Une des vertus de cet essai est d'inviter à prendre du recul par rapport au discours dominant, sans pour autant remettre en cause la nécessité de s'adapter au réchauffement climatique qui ne fait, dans ces pages, l'objet d'aucune contestation. 

Benoît Rittaud ne défend pas exactement l'anti thèse des causes du réchauffement climatique, mais le droit de challenger le modèle dominant. Il exprime la volonté, fort peu relayée, d'une analyse plurielle de ses causes et des solutions. "L'invisibilisation de la dissidence”, telle qu'elle est dénoncée dans l'essai, est un bon sujet de réflexion quand on conserve, en toute chose, un esprit critique et démocratique.

Pour les habitués du domaine, la science avance à coup de thèses et d'antithèses. Bien documenté aussi bien qu'écrit, cet essai contribue à montrer qu'en matière de réflexion et de lutte contre le réchauffement climatique, la contradiction et la controverse sont devenues causes d'excommunication et de lynchage médiatique. Est-ce normal ? Si cette synthèse peut choquer quelques esprits militants convaincus, elle ne vise qu'à montrer qu'en matière de conscience environnementale, "qui n'entend qu'une cloche, n'entend qu'un son". On peut ne pas adhérer au terme, mais quand même se poser des questions.

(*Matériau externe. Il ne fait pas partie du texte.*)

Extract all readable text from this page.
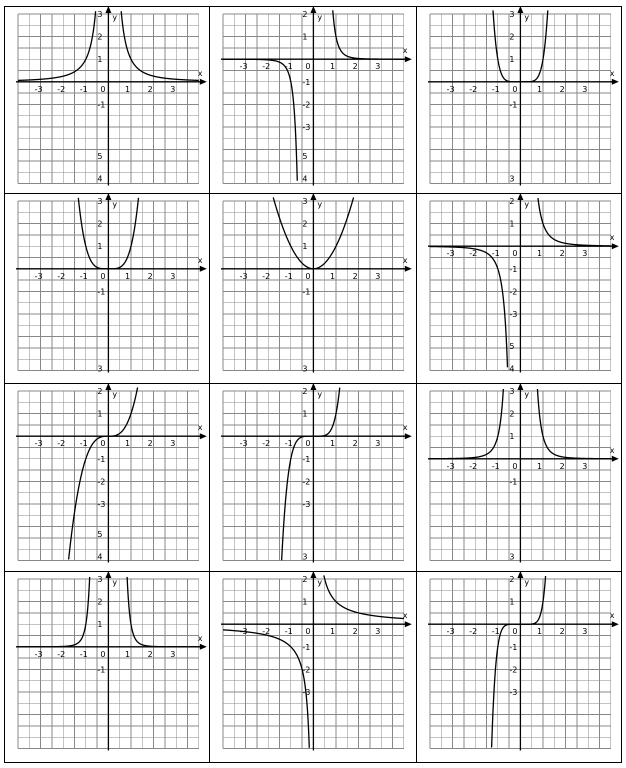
x
y
0
-3 -2 -1	1 2 3
3
2
1
-1
x
y
0
-3 -2 -1	1 2 3
2
1
-1
-2
-3
x
y
0
-3 -2 -1	1 2 3
3
2
1
-1
x
y
0
-3 -2 -1	1 2 3
5
4
3
2
1
-1
x
y
0
-3 -2 -1	1 2 3
5
4
3
2
1
-1
x
y
0
-3 -2 -1	1 2 3
3
2
1
-1
-2
-3
x
y
0
-3 -2 -1	1 2 3
3
2
1
-1
-2
-3
x
y
0
-3 -2 -1	1 2 3
3
2
1
-1
-2
-3
x
y
0
-3 -2 -1	1 2 3
5
4
3
2
1
-1
x
y
0
-3 -2 -1	1 2 3
5
4
3
2
1
-1
x
y
0
-3 -2 -1	1 2 3
3
2
1
-1
-2
-3
x
y
0
-3 -2 -1	1 2 3
3
2
1
-1
-2
-3
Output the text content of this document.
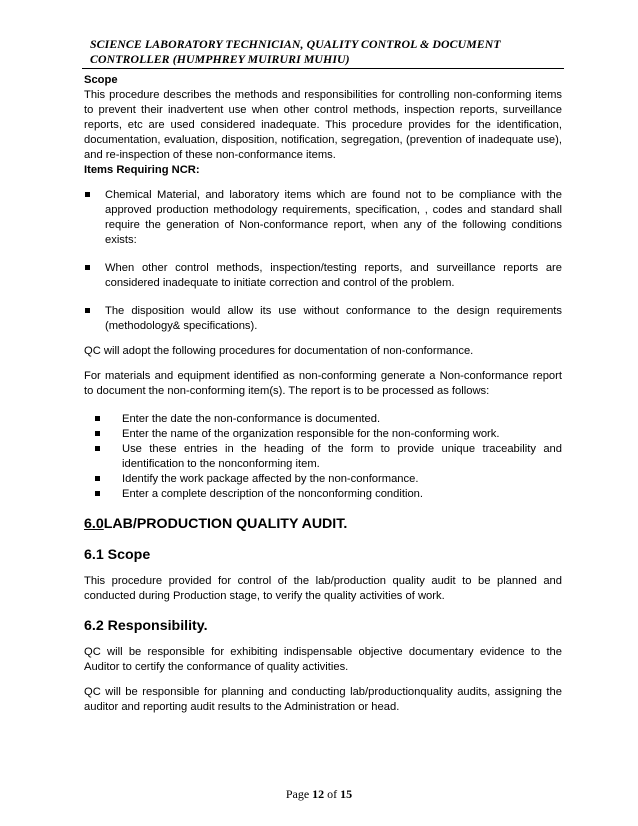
SCIENCE LABORATORY TECHNICIAN, QUALITY CONTROL & DOCUMENT
CONTROLLER (HUMPHREY MUIRURI MUHIU)

Scope

This procedure describes the methods and responsibilities for controlling non-conforming items to prevent their inadvertent use when other control methods, inspection reports, surveillance reports, etc are used considered inadequate. This procedure provides for the identification, documentation, evaluation, disposition, notification, segregation, (prevention of inadequate use), and re-inspection of these non-conformance items.

Items Requiring NCR:

Chemical Material, and laboratory items which are found not to be compliance with the approved production methodology requirements, specification, , codes and standard shall require the generation of Non-conformance report, when any of the following conditions exists:
When other control methods, inspection/testing reports, and surveillance reports are considered inadequate to initiate correction and control of the problem.
The disposition would allow its use without conformance to the design requirements (methodology& specifications).

QC will adopt the following procedures for documentation of non-conformance.

For materials and equipment identified as non-conforming generate a Non-conformance report to document the non-conforming item(s). The report is to be processed as follows:

Enter the date the non-conformance is documented.
Enter the name of the organization responsible for the non-conforming work.
Use these entries in the heading of the form to provide unique traceability and identification to the nonconforming item.
Identify the work package affected by the non-conformance.
Enter a complete description of the nonconforming condition.
6.0LAB/PRODUCTION QUALITY AUDIT.
6.1 Scope

This procedure provided for control of the lab/production quality audit to be planned and conducted during Production stage, to verify the quality activities of work.

6.2 Responsibility.

QC will be responsible for exhibiting indispensable objective documentary evidence to the Auditor to certify the conformance of quality activities.

QC will be responsible for planning and conducting lab/productionquality audits, assigning the auditor and reporting audit results to the Administration or head.

Page 12 of 15
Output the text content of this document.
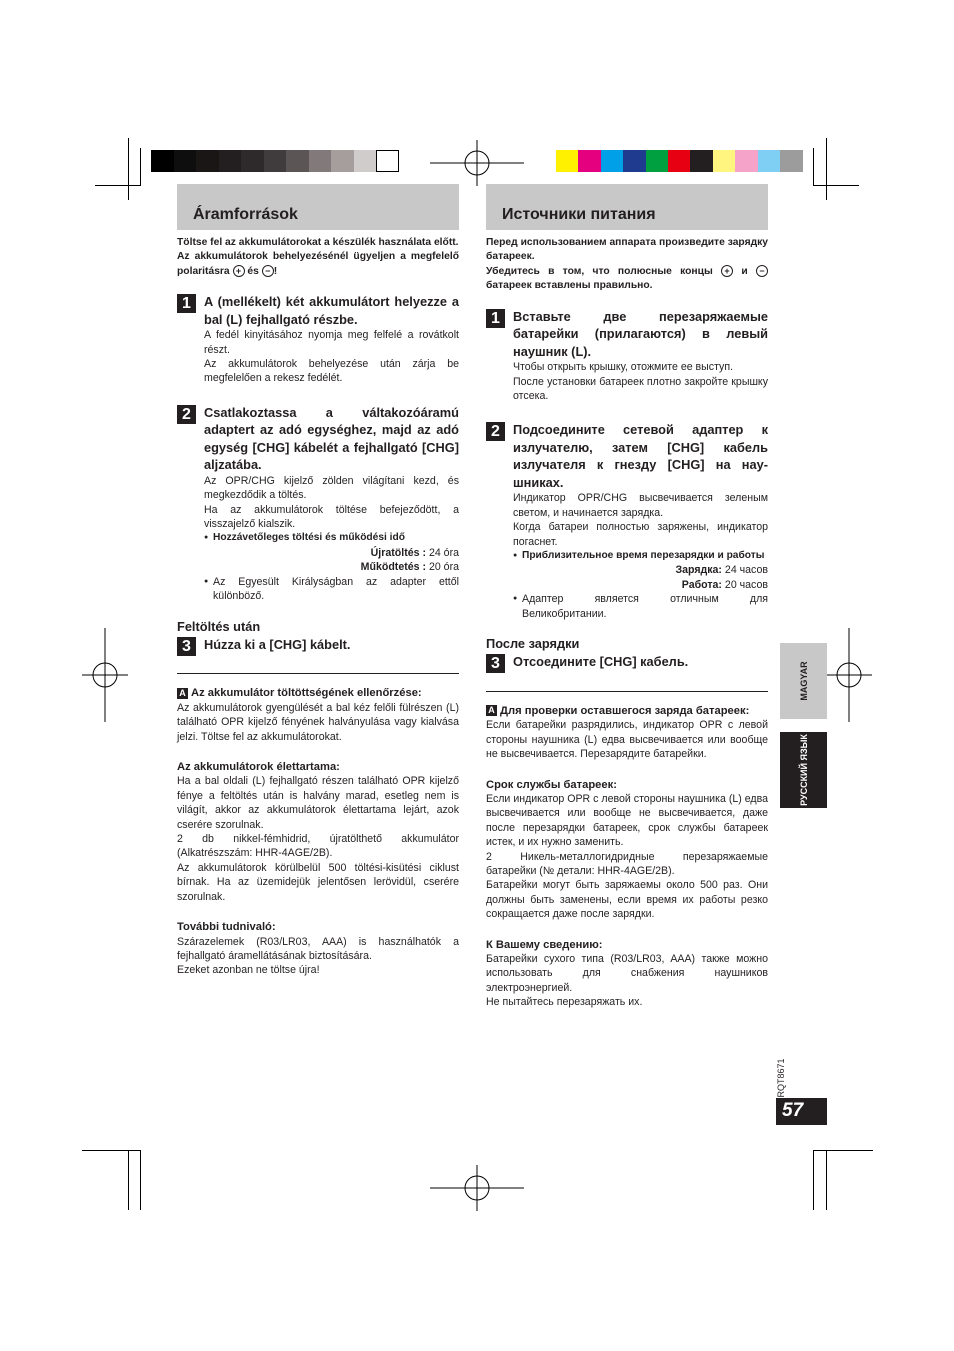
Áramforrások	Источники питания
Töltse fel az akkumulátorokat a készülék használata előtt.
Az akkumulátorok behelyezésénél ügyeljen a megfelelő polaritásra + és − !
1	A (mellékelt) két akkumulátort helyezze a bal (L) fejhallgató részbe.
A fedél kinyitásához nyomja meg felfelé a rovátkolt részt.
Az akkumulátorok behelyezése után zárja be megfelelően a rekesz fedélét.
2	Csatlakoztassa a váltakozóáramú adaptert az adó egységhez, majd az adó egység [CHG] kábelét a fejhallgató [CHG] aljzatába.
Az OPR/CHG kijelző zölden világítani kezd, és megkezdődik a töltés.
Ha az akkumulátorok töltése befejeződött, a visszajelző kialszik.
● Hozzávetőleges töltési és működési idő
Újratöltés : 24 óra
Működtetés : 20 óra
● Az Egyesült Királyságban az adapter ettől különböző.
Feltöltés után
3	Húzza ki a [CHG] kábelt.
A Az akkumulátor töltöttségének ellenőrzése:
Az akkumulátorok gyengülését a bal kéz felőli fülrészen (L) található OPR kijelző fényének halványulása vagy kialvása jelzi. Töltse fel az akkumulátorokat.
Az akkumulátorok élettartama:
Ha a bal oldali (L) fejhallgató részen található OPR kijelző fénye a feltöltés után is halvány marad, esetleg nem is világít, akkor az akkumulátorok élettartama lejárt, azok cserére szorulnak.
2 db nikkel-fémhidrid, újratölthető akkumulátor (Alkatrészszám: HHR-4AGE/2B).
Az akkumulátorok körülbelül 500 töltési-kisütési ciklust bírnak. Ha az üzemidejük jelentősen lerövidül, cserére szorulnak.
További tudnivaló:
Szárazelemek (R03/LR03, AAA) is használhatók a fejhallgató áramellátásának biztosítására.
Ezeket azonban ne töltse újra!
Перед использованием аппарата произведите зарядку батареек.
Убедитесь в том, что полюсные концы + и − батареек вставлены правильно.
1	Вставьте две перезаряжаемые батарейки (прилагаются) в левый наушник (L).
Чтобы открыть крышку, отожмите ее выступ.
После установки батареек плотно закройте крышку отсека.
2	Подсоедините сетевой адаптер к излучателю, затем [CHG] кабель излучателя к гнезду [CHG] на наушниках.
Индикатор OPR/CHG высвечивается зеленым светом, и начинается зарядка.
Когда батареи полностью заряжены, индикатор погаснет.
● Приблизительное время перезарядки и работы
Зарядка: 24 часов
Работа: 20 часов
● Адаптер является отличным для Великобритании.
После зарядки
3	Отсоедините [CHG] кабель.
A Для проверки оставшегося заряда батареек:
Если батарейки разрядились, индикатор OPR с левой стороны наушника (L) едва высвечивается или вообще не высвечивается. Перезарядите батарейки.
Срок службы батареек:
Если индикатор OPR с левой стороны наушника (L) едва высвечивается или вообще не высвечивается, даже после перезарядки батареек, срок службы батареек истек, и их нужно заменить.
2 Никель-металлогидридные перезаряжаемые батарейки (№ детали: HHR-4AGE/2B).
Батарейки могут быть заряжаемы около 500 раз. Они должны быть заменены, если время их работы резко сокращается даже после зарядки.
К Вашему сведению:
Батарейки сухого типа (R03/LR03, AAA) также можно использовать для снабжения наушников электроэнергией.
Не пытайтесь перезаряжать их.
MAGYAR
РУССКИЙ ЯЗЫК
RQT8671
57
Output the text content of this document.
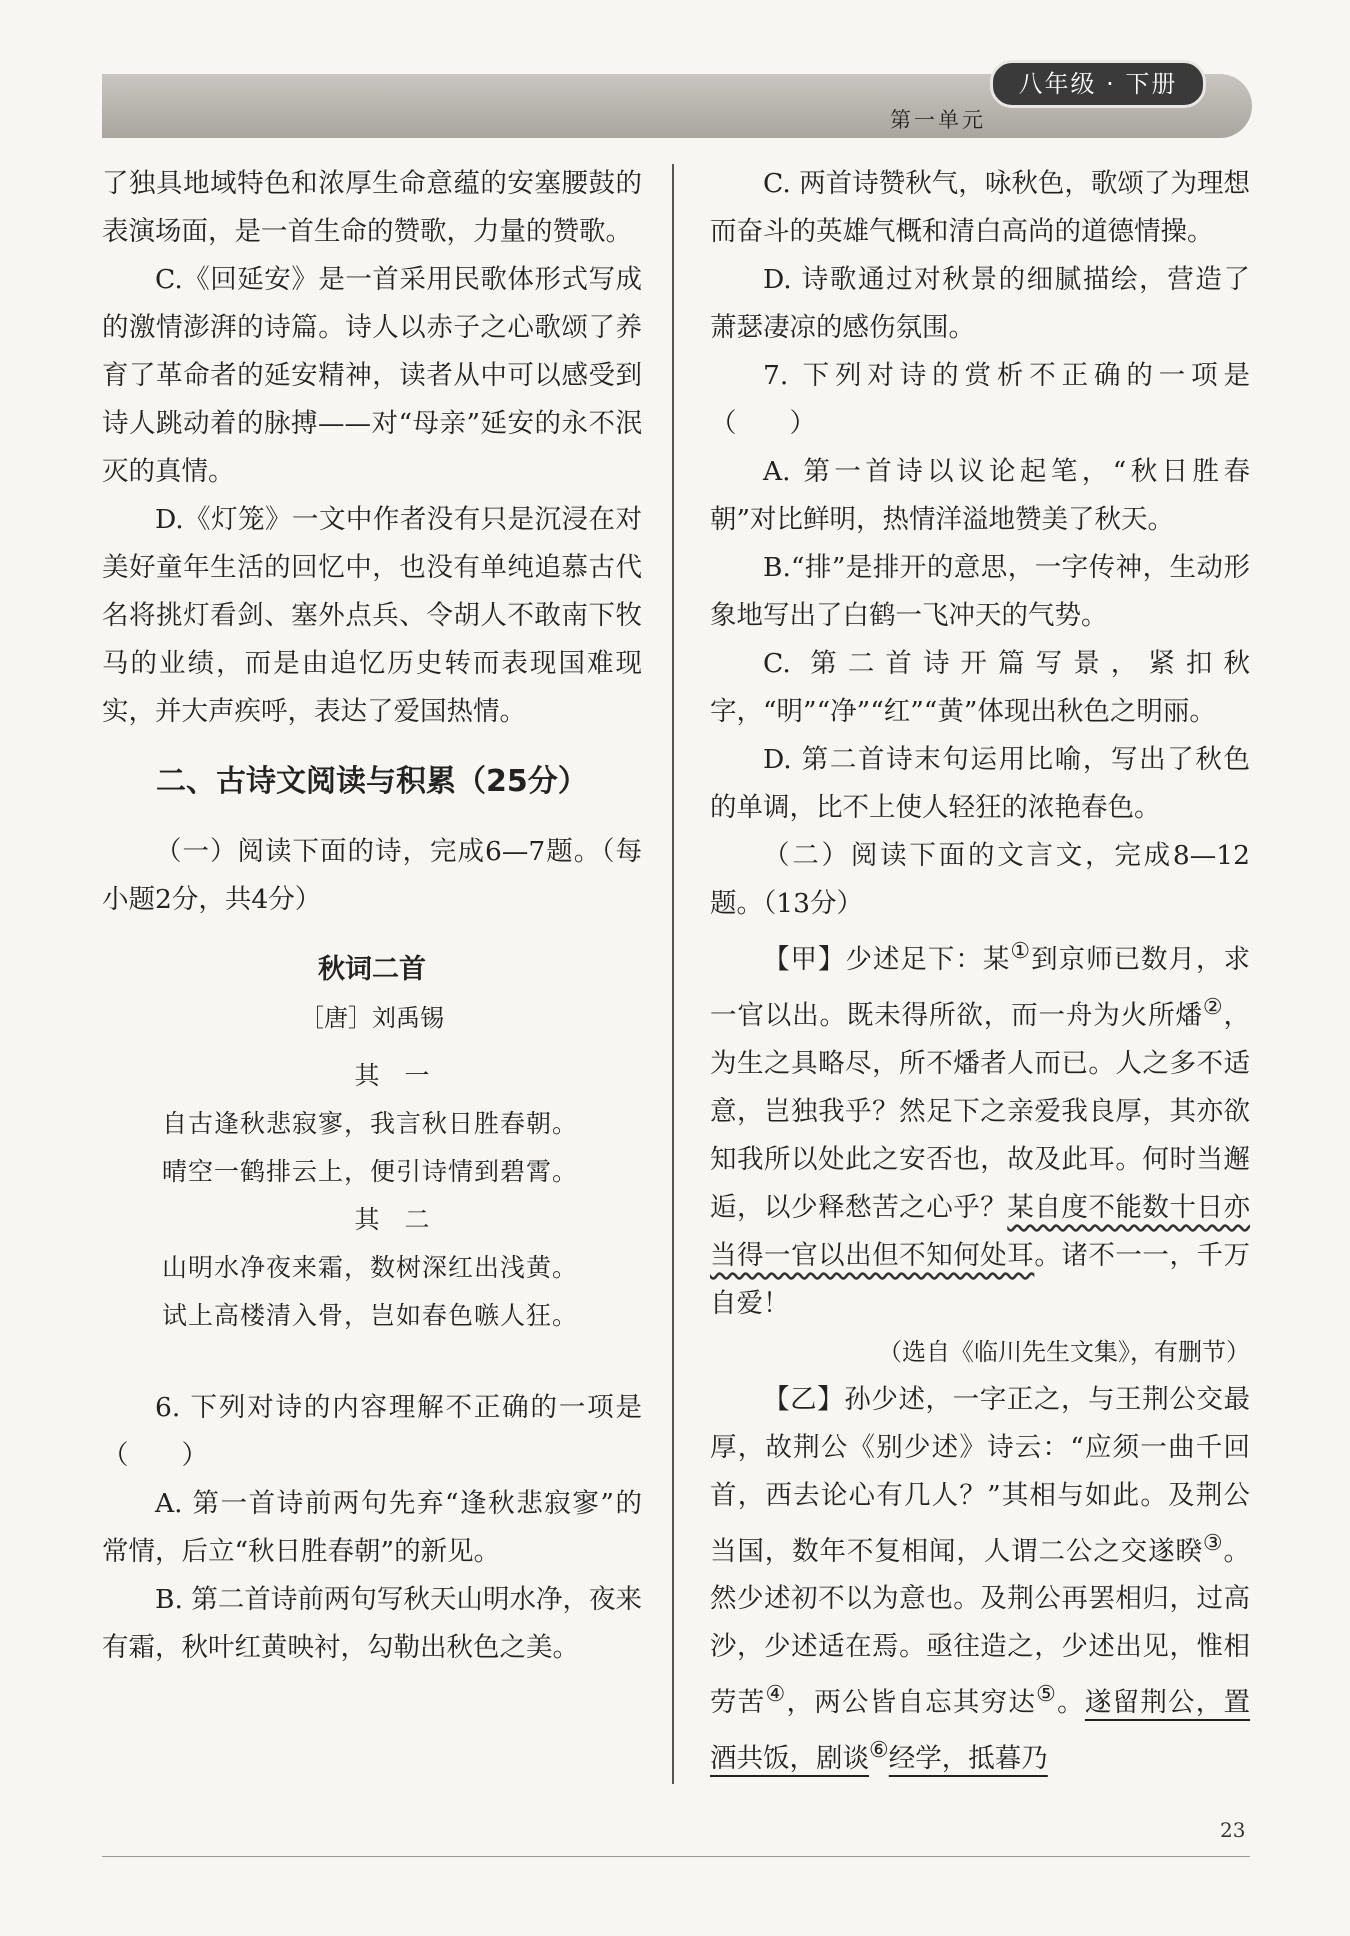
八年级 · 下册
第一单元

了独具地域特色和浓厚生命意蕴的安塞腰鼓的表演场面，是一首生命的赞歌，力量的赞歌。

C.《回延安》是一首采用民歌体形式写成的激情澎湃的诗篇。诗人以赤子之心歌颂了养育了革命者的延安精神，读者从中可以感受到诗人跳动着的脉搏——对“母亲”延安的永不泯灭的真情。

D.《灯笼》一文中作者没有只是沉浸在对美好童年生活的回忆中，也没有单纯追慕古代名将挑灯看剑、塞外点兵、令胡人不敢南下牧马的业绩，而是由追忆历史转而表现国难现实，并大声疾呼，表达了爱国热情。

二、古诗文阅读与积累（25分）

（一）阅读下面的诗，完成6—7题。（每小题2分，共4分）

秋词二首
［唐］刘禹锡
其　一
自古逢秋悲寂寥，我言秋日胜春朝。
晴空一鹤排云上，便引诗情到碧霄。
其　二
山明水净夜来霜，数树深红出浅黄。
试上高楼清入骨，岂如春色嗾人狂。

6. 下列对诗的内容理解不正确的一项是（　　）

A. 第一首诗前两句先弃“逢秋悲寂寥”的常情，后立“秋日胜春朝”的新见。

B. 第二首诗前两句写秋天山明水净，夜来有霜，秋叶红黄映衬，勾勒出秋色之美。

C. 两首诗赞秋气，咏秋色，歌颂了为理想而奋斗的英雄气概和清白高尚的道德情操。

D. 诗歌通过对秋景的细腻描绘，营造了萧瑟凄凉的感伤氛围。

7. 下列对诗的赏析不正确的一项是（　　）

A. 第一首诗以议论起笔，“秋日胜春朝”对比鲜明，热情洋溢地赞美了秋天。

B.“排”是排开的意思，一字传神，生动形象地写出了白鹤一飞冲天的气势。

C. 第二首诗开篇写景，紧扣秋字，“明”“净”“红”“黄”体现出秋色之明丽。

D. 第二首诗末句运用比喻，写出了秋色的单调，比不上使人轻狂的浓艳春色。

（二）阅读下面的文言文，完成8—12题。（13分）

【甲】少述足下：某①到京师已数月，求一官以出。既未得所欲，而一舟为火所燔②，为生之具略尽，所不燔者人而已。人之多不适意，岂独我乎？然足下之亲爱我良厚，其亦欲知我所以处此之安否也，故及此耳。何时当邂逅，以少释愁苦之心乎？某自度不能数十日亦当得一官以出但不知何处耳。诸不一一，千万自爱！

（选自《临川先生文集》，有删节）

【乙】孙少述，一字正之，与王荆公交最厚，故荆公《别少述》诗云：“应须一曲千回首，西去论心有几人？”其相与如此。及荆公当国，数年不复相闻，人谓二公之交遂睽③。然少述初不以为意也。及荆公再罢相归，过高沙，少述适在焉。亟往造之，少述出见，惟相劳苦④，两公皆自忘其穷达⑤。遂留荆公，置酒共饭，剧谈⑥经学，抵暮乃

23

Cet ouvrage se conclut sur un envoi, hommage à Condorcet pour son Esquisse d'un tableau historique des progrès de l'esprit humain écrit en 1793. Sans qu'il soit nécessaire d'adhérer à tout son propos, cet essai témoigne de la volonté de faire de la science écologique un terrain fertile de débats contradictoires, et de la confiance dans le progrès, moteur plus puissant que la peur, l'angoisse et l'émotion pour apporter des solutions aux changements climatiques observés depuis plusieurs années.

Une phrase

  • "Si vraiment les choses vont de mal en pis, quelle époque du passé peut-on considérer comme meilleure? Voilà bien une question qui, s'agissant des craintes écologistes, ne reçoit jamais de véritable réponse. Et pour cause, pourrait-on se contenter de dire : il n'existe pas d'époque passée qui puisse prétendre au rôle de paradis écologique désirable. La date précédant le début de la révolution industrielle est parfois indirectement avancée, mais il est peu probable que beaucoup souhaitent pour de bon vivre dans les conditions dans lesquelles notre espèce a vécu auparavant. Pas plus le milieu du XIX° siècle que n'importe quelle autre époque ne dispose de beaucoup d'atouts en ce sens, et il apparaît vite que les inconvénients de chacune d'elles dépassent de loin ses quelques avantages éventuels." P 191
  • "Si les effondrements prophétisés par tant de faux devins sont mensongers, si la tendance historique a toujours été à l'amélioration de la condition humaine, si chaque avancée de l'esprit s'est invariablement révélée un pas sans retour sur le chemin du progrès, comment alors ne pas en induire qu'il en ira de même pour les siècles qui nous attendent ? Semant les graines d'une irrésistible confiance en l'avenir, Condorcet nous fait ainsi voir où trouver le véritable âge d'or de l'humanité: non pas en une époque à jamais enterrée dans un passé révolu ou mythique, mais en un destin qui, pierre après pierre, découverte après découverte, se construit pour s'installer pour toujours à la surface du monde, car « la nature n'a mis aucun terme à nos espérances »”. P. 202

L'auteur

Benoît Rittaud est mathématicien, enseignant, chercheur au sein de l'Institut Galilée, à l'Université Paris 13. Engagé dans la vulgarisation scientifique depuis une quinzaine d'années, il gère la page d'actualités mathématiques de la revue La Recherche, effectue des "promenades mathématiques" dans des établissements scolaires, musées et instituts. Essayiste, il est auteur de plusieurs essais sur les mathématiques, et depuis les années 2010, sur le changement climatique. Benoît Rittaud préside l'association des climato-réalistes, qui a pour objet " de promouvoir un débat ouvert et libre sur l’évolution du climat et les questions sociétales et environnementales qui s’y rapportent."